Bob Iger is showing off pictures he recently took of food. "We've got a Szechuan chicken burger, a Peking duck pizza shaped in a Mickey head," he says in a demeanor one might call "CEO giddy," as animated as one of the most polished leaders in corporate America gets. "There's something called siu mai dumplings that are Shanghainese they're tremendous!" Seated in a conference room adjacent to his office at the Walt Disney Co. headquarters in Burbank, Iger scrolls his iPad through dozens of photos shot during one of his twice-monthly visits to the new Shanghai Disney theme park. What about a churro stand? "Believe it or not, yes," he says. "I've tasted all the food at the park. Except I haven't tasted the turkey legs yet."

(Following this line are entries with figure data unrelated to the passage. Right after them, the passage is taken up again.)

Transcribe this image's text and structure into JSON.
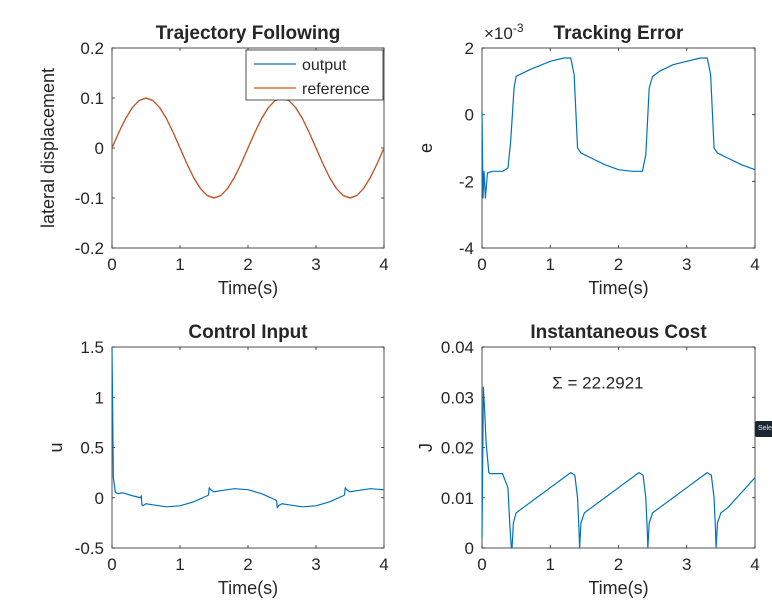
{
  "colors": {
    "output": "#0072BD",
    "reference": "#D95319",
    "axes": "#262626",
    "background": "#ffffff"
  },
  "side_tab": {
    "label": "Sele"
  },
  "chart_data": [
    {
      "id": "trajectory",
      "type": "line",
      "title": "Trajectory Following",
      "xlabel": "Time(s)",
      "ylabel": "lateral displacement",
      "xlim": [
        0,
        4
      ],
      "ylim": [
        -0.2,
        0.2
      ],
      "xticks": [
        "0",
        "1",
        "2",
        "3",
        "4"
      ],
      "yticks": [
        "-0.2",
        "-0.1",
        "0",
        "0.1",
        "0.2"
      ],
      "grid": false,
      "legend": {
        "placement": "top-right",
        "entries": [
          "output",
          "reference"
        ]
      },
      "series": [
        {
          "name": "output",
          "color": "#0072BD",
          "x": [
            0,
            0.1,
            0.2,
            0.3,
            0.4,
            0.5,
            0.6,
            0.7,
            0.8,
            0.9,
            1.0,
            1.1,
            1.2,
            1.3,
            1.4,
            1.5,
            1.6,
            1.7,
            1.8,
            1.9,
            2.0,
            2.1,
            2.2,
            2.3,
            2.4,
            2.5,
            2.6,
            2.7,
            2.8,
            2.9,
            3.0,
            3.1,
            3.2,
            3.3,
            3.4,
            3.5,
            3.6,
            3.7,
            3.8,
            3.9,
            4.0
          ],
          "y": [
            0,
            0.031,
            0.059,
            0.081,
            0.095,
            0.1,
            0.095,
            0.081,
            0.059,
            0.031,
            0,
            -0.031,
            -0.059,
            -0.081,
            -0.095,
            -0.1,
            -0.095,
            -0.081,
            -0.059,
            -0.031,
            0,
            0.031,
            0.059,
            0.081,
            0.095,
            0.1,
            0.095,
            0.081,
            0.059,
            0.031,
            0,
            -0.031,
            -0.059,
            -0.081,
            -0.095,
            -0.1,
            -0.095,
            -0.081,
            -0.059,
            -0.031,
            0
          ]
        },
        {
          "name": "reference",
          "color": "#D95319",
          "x": [
            0,
            0.1,
            0.2,
            0.3,
            0.4,
            0.5,
            0.6,
            0.7,
            0.8,
            0.9,
            1.0,
            1.1,
            1.2,
            1.3,
            1.4,
            1.5,
            1.6,
            1.7,
            1.8,
            1.9,
            2.0,
            2.1,
            2.2,
            2.3,
            2.4,
            2.5,
            2.6,
            2.7,
            2.8,
            2.9,
            3.0,
            3.1,
            3.2,
            3.3,
            3.4,
            3.5,
            3.6,
            3.7,
            3.8,
            3.9,
            4.0
          ],
          "y": [
            0,
            0.031,
            0.059,
            0.081,
            0.095,
            0.1,
            0.095,
            0.081,
            0.059,
            0.031,
            0,
            -0.031,
            -0.059,
            -0.081,
            -0.095,
            -0.1,
            -0.095,
            -0.081,
            -0.059,
            -0.031,
            0,
            0.031,
            0.059,
            0.081,
            0.095,
            0.1,
            0.095,
            0.081,
            0.059,
            0.031,
            0,
            -0.031,
            -0.059,
            -0.081,
            -0.095,
            -0.1,
            -0.095,
            -0.081,
            -0.059,
            -0.031,
            0
          ]
        }
      ]
    },
    {
      "id": "tracking_error",
      "type": "line",
      "title": "Tracking Error",
      "xlabel": "Time(s)",
      "ylabel": "e",
      "xlim": [
        0,
        4
      ],
      "ylim": [
        -4,
        2
      ],
      "xticks": [
        "0",
        "1",
        "2",
        "3",
        "4"
      ],
      "yticks": [
        "-4",
        "-2",
        "0",
        "2"
      ],
      "exponent_label": {
        "base": "×10",
        "power": "-3"
      },
      "grid": false,
      "series": [
        {
          "color": "#0072BD",
          "x": [
            0,
            0.015,
            0.03,
            0.05,
            0.08,
            0.15,
            0.3,
            0.38,
            0.42,
            0.47,
            0.5,
            0.7,
            1.0,
            1.2,
            1.3,
            1.35,
            1.4,
            1.45,
            1.5,
            1.6,
            1.8,
            2.0,
            2.2,
            2.35,
            2.4,
            2.45,
            2.5,
            2.6,
            2.8,
            3.0,
            3.2,
            3.3,
            3.35,
            3.4,
            3.45,
            3.5,
            3.6,
            3.8,
            4.0
          ],
          "y": [
            0.1,
            -2.5,
            -1.7,
            -2.5,
            -1.75,
            -1.7,
            -1.7,
            -1.6,
            -0.8,
            0.8,
            1.15,
            1.35,
            1.6,
            1.7,
            1.7,
            1.2,
            -1.0,
            -1.15,
            -1.2,
            -1.3,
            -1.5,
            -1.65,
            -1.7,
            -1.7,
            -1.2,
            0.8,
            1.15,
            1.3,
            1.5,
            1.6,
            1.7,
            1.7,
            1.2,
            -1.0,
            -1.15,
            -1.2,
            -1.3,
            -1.5,
            -1.65
          ]
        }
      ]
    },
    {
      "id": "control_input",
      "type": "line",
      "title": "Control Input",
      "xlabel": "Time(s)",
      "ylabel": "u",
      "xlim": [
        0,
        4
      ],
      "ylim": [
        -0.5,
        1.5
      ],
      "xticks": [
        "0",
        "1",
        "2",
        "3",
        "4"
      ],
      "yticks": [
        "-0.5",
        "0",
        "0.5",
        "1",
        "1.5"
      ],
      "grid": false,
      "series": [
        {
          "color": "#0072BD",
          "x": [
            0,
            0.02,
            0.05,
            0.1,
            0.15,
            0.2,
            0.3,
            0.42,
            0.43,
            0.44,
            0.45,
            0.5,
            0.6,
            0.8,
            1.0,
            1.2,
            1.4,
            1.42,
            1.43,
            1.45,
            1.5,
            1.6,
            1.8,
            2.0,
            2.2,
            2.4,
            2.42,
            2.43,
            2.45,
            2.5,
            2.6,
            2.8,
            3.0,
            3.2,
            3.4,
            3.42,
            3.43,
            3.45,
            3.5,
            3.6,
            3.8,
            4.0
          ],
          "y": [
            1.5,
            0.2,
            0.05,
            0.04,
            0.05,
            0.04,
            0.02,
            0.0,
            0.02,
            -0.07,
            -0.08,
            -0.06,
            -0.07,
            -0.09,
            -0.08,
            -0.04,
            0.02,
            0.03,
            0.1,
            0.08,
            0.06,
            0.07,
            0.09,
            0.08,
            0.04,
            -0.02,
            -0.03,
            -0.1,
            -0.08,
            -0.06,
            -0.07,
            -0.09,
            -0.08,
            -0.04,
            0.02,
            0.03,
            0.1,
            0.08,
            0.06,
            0.07,
            0.09,
            0.08
          ]
        }
      ]
    },
    {
      "id": "instantaneous_cost",
      "type": "line",
      "title": "Instantaneous Cost",
      "xlabel": "Time(s)",
      "ylabel": "J",
      "xlim": [
        0,
        4
      ],
      "ylim": [
        0,
        0.04
      ],
      "xticks": [
        "0",
        "1",
        "2",
        "3",
        "4"
      ],
      "yticks": [
        "0",
        "0.01",
        "0.02",
        "0.03",
        "0.04"
      ],
      "annotation": "Σ = 22.2921",
      "grid": false,
      "series": [
        {
          "color": "#0072BD",
          "x": [
            0,
            0.02,
            0.04,
            0.06,
            0.08,
            0.1,
            0.12,
            0.3,
            0.38,
            0.41,
            0.43,
            0.44,
            0.46,
            0.5,
            0.6,
            0.8,
            1.0,
            1.2,
            1.3,
            1.36,
            1.4,
            1.42,
            1.43,
            1.45,
            1.5,
            1.6,
            1.8,
            2.0,
            2.2,
            2.3,
            2.36,
            2.4,
            2.42,
            2.43,
            2.45,
            2.5,
            2.6,
            2.8,
            3.0,
            3.2,
            3.3,
            3.36,
            3.4,
            3.42,
            3.43,
            3.45,
            3.5,
            3.6,
            3.8,
            4.0
          ],
          "y": [
            0.002,
            0.032,
            0.027,
            0.021,
            0.018,
            0.015,
            0.0148,
            0.0148,
            0.012,
            0.004,
            0.0,
            0.0,
            0.005,
            0.007,
            0.008,
            0.01,
            0.012,
            0.014,
            0.015,
            0.0145,
            0.01,
            0.004,
            0.0,
            0.005,
            0.007,
            0.008,
            0.01,
            0.012,
            0.014,
            0.015,
            0.0145,
            0.01,
            0.004,
            0.0,
            0.005,
            0.007,
            0.008,
            0.01,
            0.012,
            0.014,
            0.015,
            0.0145,
            0.01,
            0.004,
            0.0,
            0.005,
            0.007,
            0.008,
            0.011,
            0.014
          ]
        }
      ]
    }
  ]
}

Iger, 65, is chatting with The Hollywood Reporter, which has named him the most powerful person in entertainment for his shrewd management of the world's largest media company. This is just a few days before he took off on his most important trip to China, to christen the $5.5 billion park with leaders of the country's communist party. Tragically, the day before the opening ceremony, Iger received news that 2-year-old Lane Graves was snatched and killed by an alligator in a lagoon at Disney's Orlando resort. The horror hit the CEO and father of four (including two sons with wife Willow Bay) especially hard he personally called the boy's parents and dispatched his parks chief to Orlando and illustrated the diverse challenges thrown at the New York native in his role as business executive, brand statesman and manager of the kind of bizarre news events that become amplified because of their association with Disney. "Yes, all CEOs have to deal with investors and to some extent the press, but we get a lot more attention than any other company," he says before the incident, which occurred a day after Disney donated $1 million to victims of the Pulse nightclub massacre in Orlando (Disney employed two of the 49 killed).

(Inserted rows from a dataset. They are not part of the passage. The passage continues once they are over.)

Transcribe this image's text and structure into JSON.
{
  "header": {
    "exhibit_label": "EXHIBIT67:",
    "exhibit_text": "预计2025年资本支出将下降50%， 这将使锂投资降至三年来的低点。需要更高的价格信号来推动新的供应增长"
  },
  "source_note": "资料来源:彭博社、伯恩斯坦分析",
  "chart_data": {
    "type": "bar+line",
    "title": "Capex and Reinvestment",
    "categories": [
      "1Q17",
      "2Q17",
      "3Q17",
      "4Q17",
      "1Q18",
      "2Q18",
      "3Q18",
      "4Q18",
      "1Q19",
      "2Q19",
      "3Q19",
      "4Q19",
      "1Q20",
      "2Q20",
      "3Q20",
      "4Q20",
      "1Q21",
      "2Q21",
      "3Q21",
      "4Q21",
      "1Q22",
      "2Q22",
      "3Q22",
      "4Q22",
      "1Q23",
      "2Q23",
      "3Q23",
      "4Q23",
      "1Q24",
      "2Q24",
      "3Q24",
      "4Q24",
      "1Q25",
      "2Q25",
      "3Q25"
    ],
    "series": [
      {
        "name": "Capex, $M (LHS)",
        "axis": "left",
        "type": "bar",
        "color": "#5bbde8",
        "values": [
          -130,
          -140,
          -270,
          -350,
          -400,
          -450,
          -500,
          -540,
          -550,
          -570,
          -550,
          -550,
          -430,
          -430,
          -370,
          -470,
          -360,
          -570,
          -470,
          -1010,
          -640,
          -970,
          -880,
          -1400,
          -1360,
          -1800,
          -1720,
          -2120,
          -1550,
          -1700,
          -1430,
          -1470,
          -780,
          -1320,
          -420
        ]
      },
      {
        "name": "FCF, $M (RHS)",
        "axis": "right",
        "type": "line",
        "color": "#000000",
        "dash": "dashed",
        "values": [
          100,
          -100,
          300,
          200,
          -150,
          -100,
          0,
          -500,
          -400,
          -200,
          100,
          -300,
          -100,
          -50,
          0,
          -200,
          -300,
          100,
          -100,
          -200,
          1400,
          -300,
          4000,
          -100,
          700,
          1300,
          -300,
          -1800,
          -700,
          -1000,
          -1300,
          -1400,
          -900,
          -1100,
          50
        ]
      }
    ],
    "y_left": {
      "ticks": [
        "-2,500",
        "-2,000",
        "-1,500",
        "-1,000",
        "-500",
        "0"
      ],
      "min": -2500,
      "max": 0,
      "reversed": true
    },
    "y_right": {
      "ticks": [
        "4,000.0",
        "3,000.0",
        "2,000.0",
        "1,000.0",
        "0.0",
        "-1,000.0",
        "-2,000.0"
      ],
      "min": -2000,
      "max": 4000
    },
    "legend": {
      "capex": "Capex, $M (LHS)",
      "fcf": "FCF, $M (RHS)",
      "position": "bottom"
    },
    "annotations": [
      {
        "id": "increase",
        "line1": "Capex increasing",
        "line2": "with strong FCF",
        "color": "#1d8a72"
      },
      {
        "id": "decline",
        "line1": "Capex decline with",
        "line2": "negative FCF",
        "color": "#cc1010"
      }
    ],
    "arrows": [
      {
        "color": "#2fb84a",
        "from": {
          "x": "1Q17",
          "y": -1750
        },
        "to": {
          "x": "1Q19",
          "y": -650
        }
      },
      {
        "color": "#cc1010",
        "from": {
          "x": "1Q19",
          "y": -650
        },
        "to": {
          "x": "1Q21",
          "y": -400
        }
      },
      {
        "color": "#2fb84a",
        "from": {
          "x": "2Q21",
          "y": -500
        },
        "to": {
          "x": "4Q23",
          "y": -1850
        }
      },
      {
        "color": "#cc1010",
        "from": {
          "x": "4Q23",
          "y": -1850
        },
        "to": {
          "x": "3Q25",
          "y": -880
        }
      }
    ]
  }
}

In his 11 years atop Disney, Iger has become the most effective media CEO of his generation. When he was named to the post in March 2005 (a controversial choice, given his lack of film or parks experience), the former weatherman and longtime ABC executive inherited a company whose storied animation studio was in disarray and its stock price at $27.70 a share. Thanks to a management style colleagues describe as respectful yet decisive, growth initiatives at its cable channels and a series of big-ticket deals for Pixar Animation Studios ($7.4 billion), Marvel Entertainment ($4 billion) and Lucasfilm ($4.1 billion), Disney stock closed June 20 at $99.57. The company's market cap of $163 billion helped earn Iger $46.5 million in 2015, among the top 10 paydays of U.S. CEOs. During his tenure, he has proved himself equally adept at communicating with business leaders (mending Disney's relationship with Steve Jobs, which led to the Pixar deal), the creative community and a board that includes heavyweights Sheryl Sandberg of Facebook and Twitter's Jack Dorsey. The Disney film studio has succeeded in the franchise business like none of its rivals (Finding Dory opened to $136 million during the June 17 weekend, a record for an animated film), and its Media Networks division, which includes cable TV, generated nearly $8 billion in operating income in 2015 (four times the film division and half the company's profits). Just last Sunday, Game 7 of the NBA Finals delivered more than 30 million viewers to ABC, a record for the network's basketball coverage.